Studies in western populations have shown a positive association between depression and cardiovascular disease (CVD) and all-cause mortality. The association with depressive symptoms seems to be graded, rather than limited to the presence versus the absence of depression. Evidence from populations with potentially different patterns of confounders helps to address the consistency of these findings. The objective of the study was to investigate the association between depressive symptoms and all-cause and CVD mortality in populations of Central and Eastern Europe.

Study design:

This was a prospective cohort study.

Methods:

A total of 24,542 participants aged 45-69 years, randomly selected from populations of Novosibirsk (Russia), Krakow (Poland) and six Czech towns, were included.

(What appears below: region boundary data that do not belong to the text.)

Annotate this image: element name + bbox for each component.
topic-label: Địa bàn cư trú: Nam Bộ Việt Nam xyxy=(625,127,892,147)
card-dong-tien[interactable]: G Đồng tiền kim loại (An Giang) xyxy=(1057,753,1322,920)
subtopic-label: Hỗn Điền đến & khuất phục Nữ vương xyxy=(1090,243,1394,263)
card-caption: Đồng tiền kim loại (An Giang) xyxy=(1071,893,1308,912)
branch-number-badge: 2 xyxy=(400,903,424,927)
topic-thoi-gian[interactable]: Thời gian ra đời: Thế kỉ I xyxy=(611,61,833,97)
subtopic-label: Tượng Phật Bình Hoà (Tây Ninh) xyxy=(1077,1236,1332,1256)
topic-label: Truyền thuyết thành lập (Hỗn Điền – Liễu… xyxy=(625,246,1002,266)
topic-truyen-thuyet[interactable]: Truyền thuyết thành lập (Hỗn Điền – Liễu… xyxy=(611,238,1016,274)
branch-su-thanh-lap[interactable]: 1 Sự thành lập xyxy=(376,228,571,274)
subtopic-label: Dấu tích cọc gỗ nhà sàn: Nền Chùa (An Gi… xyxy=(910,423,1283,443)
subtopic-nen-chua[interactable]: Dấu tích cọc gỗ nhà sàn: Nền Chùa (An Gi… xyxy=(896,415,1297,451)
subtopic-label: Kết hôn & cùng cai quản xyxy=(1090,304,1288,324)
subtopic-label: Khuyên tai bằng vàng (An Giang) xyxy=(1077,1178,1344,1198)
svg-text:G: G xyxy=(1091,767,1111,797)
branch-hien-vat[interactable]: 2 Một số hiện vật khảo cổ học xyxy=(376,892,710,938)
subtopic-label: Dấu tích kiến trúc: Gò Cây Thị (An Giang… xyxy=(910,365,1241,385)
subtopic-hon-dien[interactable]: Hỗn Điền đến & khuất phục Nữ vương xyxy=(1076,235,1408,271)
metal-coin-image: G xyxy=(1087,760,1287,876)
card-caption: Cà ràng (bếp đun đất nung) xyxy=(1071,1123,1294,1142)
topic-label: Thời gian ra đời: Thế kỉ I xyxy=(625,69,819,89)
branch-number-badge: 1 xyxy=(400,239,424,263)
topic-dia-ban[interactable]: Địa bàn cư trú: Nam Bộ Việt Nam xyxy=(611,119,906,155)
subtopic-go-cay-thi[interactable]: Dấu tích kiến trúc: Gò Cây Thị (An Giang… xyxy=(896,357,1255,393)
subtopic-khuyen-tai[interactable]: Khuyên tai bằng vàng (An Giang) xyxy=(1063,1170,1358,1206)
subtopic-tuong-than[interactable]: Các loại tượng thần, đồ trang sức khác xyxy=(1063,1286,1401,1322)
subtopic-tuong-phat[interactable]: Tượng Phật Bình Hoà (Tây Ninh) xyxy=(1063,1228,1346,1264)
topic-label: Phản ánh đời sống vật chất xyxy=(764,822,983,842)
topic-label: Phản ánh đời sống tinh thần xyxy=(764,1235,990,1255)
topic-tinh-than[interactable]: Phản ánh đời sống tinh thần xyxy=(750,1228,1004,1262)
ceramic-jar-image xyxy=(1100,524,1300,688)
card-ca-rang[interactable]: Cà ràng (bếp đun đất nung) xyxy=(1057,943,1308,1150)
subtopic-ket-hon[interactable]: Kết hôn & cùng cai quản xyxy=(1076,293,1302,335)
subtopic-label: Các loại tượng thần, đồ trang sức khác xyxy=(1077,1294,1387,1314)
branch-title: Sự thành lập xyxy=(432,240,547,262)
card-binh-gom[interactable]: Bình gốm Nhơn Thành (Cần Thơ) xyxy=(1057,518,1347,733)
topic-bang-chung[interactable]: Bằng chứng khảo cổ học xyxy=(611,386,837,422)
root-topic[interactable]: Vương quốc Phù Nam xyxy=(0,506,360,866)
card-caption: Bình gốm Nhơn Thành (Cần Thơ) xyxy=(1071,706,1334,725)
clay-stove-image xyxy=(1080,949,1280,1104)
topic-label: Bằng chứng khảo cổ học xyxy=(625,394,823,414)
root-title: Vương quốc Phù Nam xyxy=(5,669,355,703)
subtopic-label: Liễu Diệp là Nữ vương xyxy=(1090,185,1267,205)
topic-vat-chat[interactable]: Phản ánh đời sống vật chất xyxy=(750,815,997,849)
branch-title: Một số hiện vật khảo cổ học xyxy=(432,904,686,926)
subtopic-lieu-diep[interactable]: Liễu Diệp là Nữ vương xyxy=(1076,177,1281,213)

Depressive symptoms, assessed by the 20-item Center for Epidemiologic Studies Depression (CES-D) scale, were used as both continuous and categorical variables. Data on deaths were obtained from local or national death registers. Associations between depression and mortality were assessed using Cox proportional hazards models.

Results:

Over a median of 7 years, 2091 deaths from all causes and 850 CVD deaths occurred in the cohorts. There was a graded association between CES-D score and mortality; the hazard ratio (HR) of CVD mortality for a 1 SD increase in CES-D was 1.20 (95% confidence interval (CI): 1.16-1.24) in men and 1.23 (95% CI: 1.12-1.35) in women; for all-cause mortality, the HRs were 1.13 (95% CI: 1.09-1.18) and 1.17 (95% CI: 1.10-1.25), respectively. The results were similar across countries.

Conclusions:

Depressive symptoms predicted CVD and all-cause mortality independently of a wide range of potential confounders. The association followed a gradient and increased mortality risks were associated with scores below the cut-offs that are commonly used to define ‘depression’.